J'allais tous les midis une heure à la piscine de la rue Blomet. Je nageais le crawl, mille cinq cent mètres. Je ne pensais à rien, je me concentrais sur ma respiration, tendre vers l'inclinaison idéale de la nuque lorsque la bouche vient chercher l'air. Se couler dans la vague. Je ne pensais qu'à cela et réguler au mieux la coordination de mes membres, ne jamais m'essouffler. Ne jamais forcer. Je progressais. Cet état d'ahurissement dans les lignes d'eau, à mesure que je progressais, à mesure que l'effort d'abord soutenu de mes muscles s'atténuait, devenait indolore et que je me déplaçais d'une façon de plus en plus souple et silencieuse, cet état s'avérait favorable à une sorte de révélation au sujet des viandes qui m'accompagnaient, plus ou moins lentes, plus ou moins blanches, grises ou rosâtres à l'intérieur du carré bleu du grand bassin.
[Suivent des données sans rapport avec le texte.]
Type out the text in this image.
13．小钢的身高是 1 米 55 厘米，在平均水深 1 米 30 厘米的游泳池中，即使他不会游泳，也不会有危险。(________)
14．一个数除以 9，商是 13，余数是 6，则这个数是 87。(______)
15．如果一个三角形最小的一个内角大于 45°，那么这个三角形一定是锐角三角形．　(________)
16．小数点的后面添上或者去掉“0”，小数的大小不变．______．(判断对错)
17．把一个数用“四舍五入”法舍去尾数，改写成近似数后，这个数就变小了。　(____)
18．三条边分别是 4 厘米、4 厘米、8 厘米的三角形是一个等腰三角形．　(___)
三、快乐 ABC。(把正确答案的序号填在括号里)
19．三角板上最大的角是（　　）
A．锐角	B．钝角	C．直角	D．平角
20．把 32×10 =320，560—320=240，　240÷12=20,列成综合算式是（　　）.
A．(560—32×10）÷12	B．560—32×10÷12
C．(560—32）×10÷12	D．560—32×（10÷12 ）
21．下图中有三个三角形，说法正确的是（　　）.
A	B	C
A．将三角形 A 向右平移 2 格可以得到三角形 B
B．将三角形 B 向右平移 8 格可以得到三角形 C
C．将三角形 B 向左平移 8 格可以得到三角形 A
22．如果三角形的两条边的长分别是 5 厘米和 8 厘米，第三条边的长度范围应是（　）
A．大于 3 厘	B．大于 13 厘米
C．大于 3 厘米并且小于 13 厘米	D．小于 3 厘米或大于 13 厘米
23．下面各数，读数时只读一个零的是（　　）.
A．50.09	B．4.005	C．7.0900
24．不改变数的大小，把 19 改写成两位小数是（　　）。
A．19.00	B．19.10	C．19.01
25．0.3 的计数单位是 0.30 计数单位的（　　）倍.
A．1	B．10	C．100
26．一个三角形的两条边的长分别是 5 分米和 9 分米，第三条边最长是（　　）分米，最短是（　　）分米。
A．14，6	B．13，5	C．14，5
Je ne pensais à rien, c'est à dire que je m'ennuyais, c'est à dire que je pouvais soupeser l'ennui, le temps, et que je ruminais d'une façon lointaine, par des échos de pensées qui ne remontaient pas complètement en surface, je pensais à la date de ma mort. Je faisais des paris sur la fin. Je m'interrogeais sur l'utilité de nager  mille cinq cent mètres en dehors de la pure nécessité nerveuse, sur les années, ou les jours, ou les minutes ou les secondes d'existence que cet exercice quotidien pouvait bien m'octroyer. Dans l'univers chloré et vaguement répugnant de la piscine publique, la géométrie des corps apparaissait nue, l'absurdité de ces mouvements, le débattements des os dans les articulations, le grand voile sinistre de la peau, dans l'univers asexué de la piscine publique un monde  sortait, naissait – c'est ainsi que j'imaginais une naissance – totalement dépourvu de désir et d'âme. C'était sombre et beau, comme mon ennui. Il n'y avait pas de leçon à en tirer, seulement un état de contemplation, une lucarne sur l'absence catatonique du réel, contre lequel les jeunes cœurs affamés testent vainement leurs forces. Je m'exerçais à ne plus penser, à ne plus écrire. Je nageais pour me déprendre, pour creuser dans l'ennui la possibilité d'un envers, d'une chaire animée, d'une âme sauve, d'une voix.